Kliknij się w obrazek

2015-12-11 05:49

 

Ten i ów, którzy na pulpitach komputerowych przenieśli angielsko-języczne słowo „icon” na słowiańskie „ikona” – wykazali się zupełnym brakiem wyobraźni albo wisielczym profetyzmem. Bo TAM słowo „icon” najpierw oznacza obrazek, a dopiero potem symbol, a TU słowo „ikona” ma w sobie misterium i jest przede wszystkim uduchowione.

Wspominam o tym, nie mogąc wyjść ze zdumienia, jak bardzo spsiało u nas to, co zwykliśmy nazywać debatą. Słowo „spsiało” jest tu jak najbardziej na miejscu. Pies bowiem ma silnie wyrysowane w mentalu skojarzenia stadne, bardziej niż jego praprzodkowie wilcy. Wystarczy „kliknąć” – a pies ujada bez pamięci, niepomny na argumenty. „Klikasz” inaczej – a łasi się bezkrytycznie. Pies moich dobrych przyjaciół nie pozwoli mi wejść do domu, zanim nie wyjdę z nim na powitalny spacer, ale wychodząc na spacer sam chwuta w zęby końcówkę smyczy i wesoło – samouwiązawszy się – pomyka ku trawom boiska na Osiedlu Przyjaźń. Niejeden człowiek w identyczny sposób gotów jest założyć sobie kajdanki, byle w „dobrym” towarzystwie móc pozować do zdjęć na „wybiegu”.

Po mediach emitowanych w Polsce na falach eteru lub na papierze – krąży około setki spsiałych ujadaczo-merdaczy. Czynia gwar i harmider medialny, pośród którego trudno jest wyłapać tych nielicznych używających organu galaterowatego spod czuptyny-łysiny, a choćby niezależnych. Właściwie ktokolwiek zachował zdolność myślenia – powinien zapytać mediastów, po co zapraszają tych mistrzów retoryki spod znaku „ja panu nie przeszkadzałem”: przecież wiadomo, co powiedzą, a jeśli chwilowo nie mówią – to mediasta im sam wepchnie w gardziel to, co tamten „powinien” powiedzieć.

Wiecie na pewno, na czym polega „klikanie”: pstrykniesz w to miejsce – reakcja prawie na pewno TAKA, klikniesz w tamto miejsce – rekacja prawie na pewno TAMTAKA. Człowiek klikany nie jest zbyt złożoną konstrukcją.

Klikanie ma dwa wymiary: ujadaczo-merdacze są „klikani” przez mediastów (czyli stojących za nimi rekinów), ale też sami „klikają” wpatrzonych i wsłuchanych oraz wczytanych w nich „pospolitaków”.

Na marginesie: zauważyłem, że o ile Lis idzie w zaparte licząc na rolę Rejtana w nadchodzących spektaklach, o tyle Olejnik się wyciszyła i niemal nie przerywa zapraszanym rozmówcom.

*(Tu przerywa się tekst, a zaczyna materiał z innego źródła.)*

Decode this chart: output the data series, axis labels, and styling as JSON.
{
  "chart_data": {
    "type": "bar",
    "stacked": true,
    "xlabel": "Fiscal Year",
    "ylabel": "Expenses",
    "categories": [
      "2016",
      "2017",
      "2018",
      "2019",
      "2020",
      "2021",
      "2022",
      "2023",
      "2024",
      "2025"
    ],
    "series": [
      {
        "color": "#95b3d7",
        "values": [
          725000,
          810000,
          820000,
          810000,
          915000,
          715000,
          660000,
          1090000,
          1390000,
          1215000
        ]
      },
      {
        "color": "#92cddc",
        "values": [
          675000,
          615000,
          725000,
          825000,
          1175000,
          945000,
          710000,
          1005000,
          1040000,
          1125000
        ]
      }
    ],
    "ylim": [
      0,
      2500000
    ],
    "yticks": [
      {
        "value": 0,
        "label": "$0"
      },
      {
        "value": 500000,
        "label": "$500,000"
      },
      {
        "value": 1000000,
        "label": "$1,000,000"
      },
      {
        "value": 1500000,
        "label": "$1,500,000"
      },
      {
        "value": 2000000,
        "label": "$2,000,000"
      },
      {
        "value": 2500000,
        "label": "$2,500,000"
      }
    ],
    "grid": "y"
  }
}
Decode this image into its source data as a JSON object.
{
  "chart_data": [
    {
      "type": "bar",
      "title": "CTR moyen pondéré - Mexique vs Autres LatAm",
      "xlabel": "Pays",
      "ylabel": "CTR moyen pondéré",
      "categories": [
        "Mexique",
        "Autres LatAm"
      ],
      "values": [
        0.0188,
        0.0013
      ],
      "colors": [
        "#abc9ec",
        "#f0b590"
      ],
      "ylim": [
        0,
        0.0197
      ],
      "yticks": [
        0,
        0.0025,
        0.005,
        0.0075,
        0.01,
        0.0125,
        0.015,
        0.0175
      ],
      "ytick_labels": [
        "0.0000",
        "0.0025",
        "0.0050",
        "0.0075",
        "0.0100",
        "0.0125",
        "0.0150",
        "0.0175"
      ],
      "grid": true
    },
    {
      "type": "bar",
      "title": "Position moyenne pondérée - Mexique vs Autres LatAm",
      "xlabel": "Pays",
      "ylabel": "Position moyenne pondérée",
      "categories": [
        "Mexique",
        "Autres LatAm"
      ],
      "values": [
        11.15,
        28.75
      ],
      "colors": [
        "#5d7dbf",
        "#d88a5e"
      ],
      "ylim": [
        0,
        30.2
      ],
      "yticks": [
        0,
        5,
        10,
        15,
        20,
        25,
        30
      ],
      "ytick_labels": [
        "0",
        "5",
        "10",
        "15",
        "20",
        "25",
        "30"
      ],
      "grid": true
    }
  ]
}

Między tymi „szkołami” Piasecki okazał się wygranym. Konrad. Pogratulowawszy…

No i co? Klikasz w obrazek – a tu zamiast objaśnienia – cała galeria kolejnych obrazków. Tyle że u nas do każdego z nich podchodzi się jak do ikony: z nabożeństwem i z gotowością, by dać się pokrajać za wszystkie symbole, które się z ikoną wiążą. Zatem bierzesz głębszy oddech i wybierasz którąś z ikon – i znów galeria, zamiast objaśnienie. Po piątym, a może szesnastym razie pojawi się rzeczywiste objaśnienie, być może nawet dyskusyjne – a może się nie pojawi. Więc lepiej trzymać się symbolicznego „podkładu” ikon, to przynajmniej wynagrodzi naszą „łańcuchowość” jakąś strawą. Żyć, panie, trzeba. To może nawet któregoś dnia wezmą nas zamiast zużytego ujadaczo-merdacza i będziemy klikać za podwyższone stawki.

Nie lubię pisma obrazkowego. A komu się chce klikać – niech się najpierw sam kliknie.